Expectations Study Economic Instability Participants Conditions
Research Department

   This study examines market responses to economic news, based on five-minute intraday data. For a more detailed analysis, the study analyzes how external variables, such as economic conditions and the degree of financial instability, as well as market participants' expectations, including news shocks and estimated standard deviations, affect such responses.

   According to the results of the analysis, news shocks falling short of or exceeding market expectations affect volatility and extreme price fluctuations (jumps) in the bond markets more significantly than those in the stock markets. Meanwhile, news shocks and estimated standard deviations of individual indicators have different influence on the financial markets depending on the economic phase and the degree of financial instability, which confirms that these external variables are necessary in analyzing financial market responses.

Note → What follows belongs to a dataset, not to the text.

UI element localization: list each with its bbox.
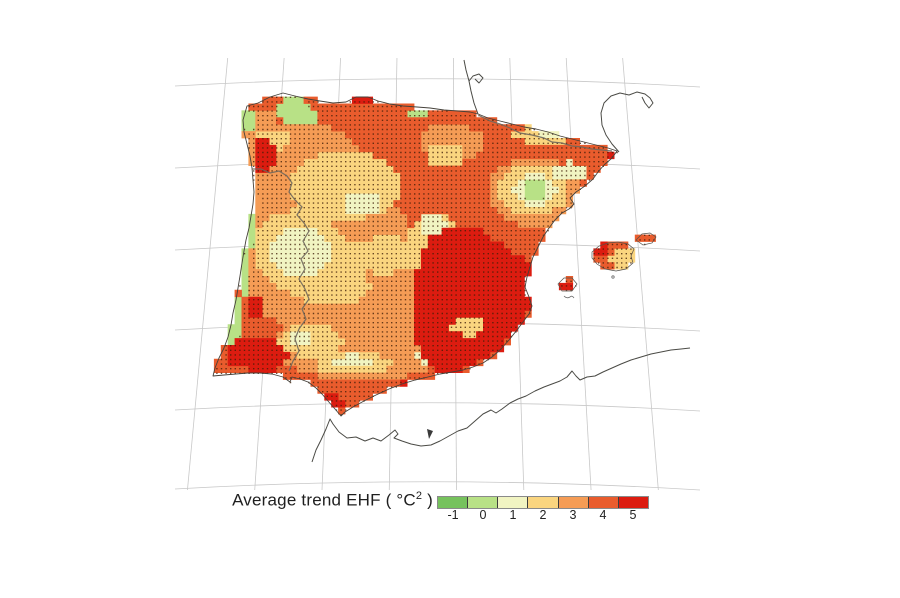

   In light of this, understanding expert expectations of certain indicators in advance will help in predicting and responding to market responses when these indicators are released. However, as such responses can vary depending on the economic phase and the degree of financial instability, these external variables should be closely monitored. Meanwhile, Base Rate announcements have increased bond market volatility significantly when news shocks exceed expectations or estimated standard deviations are large amid high financial market instability. Given that the Base Rate is the indicator to which market participants are most sensitive, when the financial markets are highly unstable, communications can be made to adjust market participants' expectations and thus reduce bond market volatility upon a Base Rate announcement.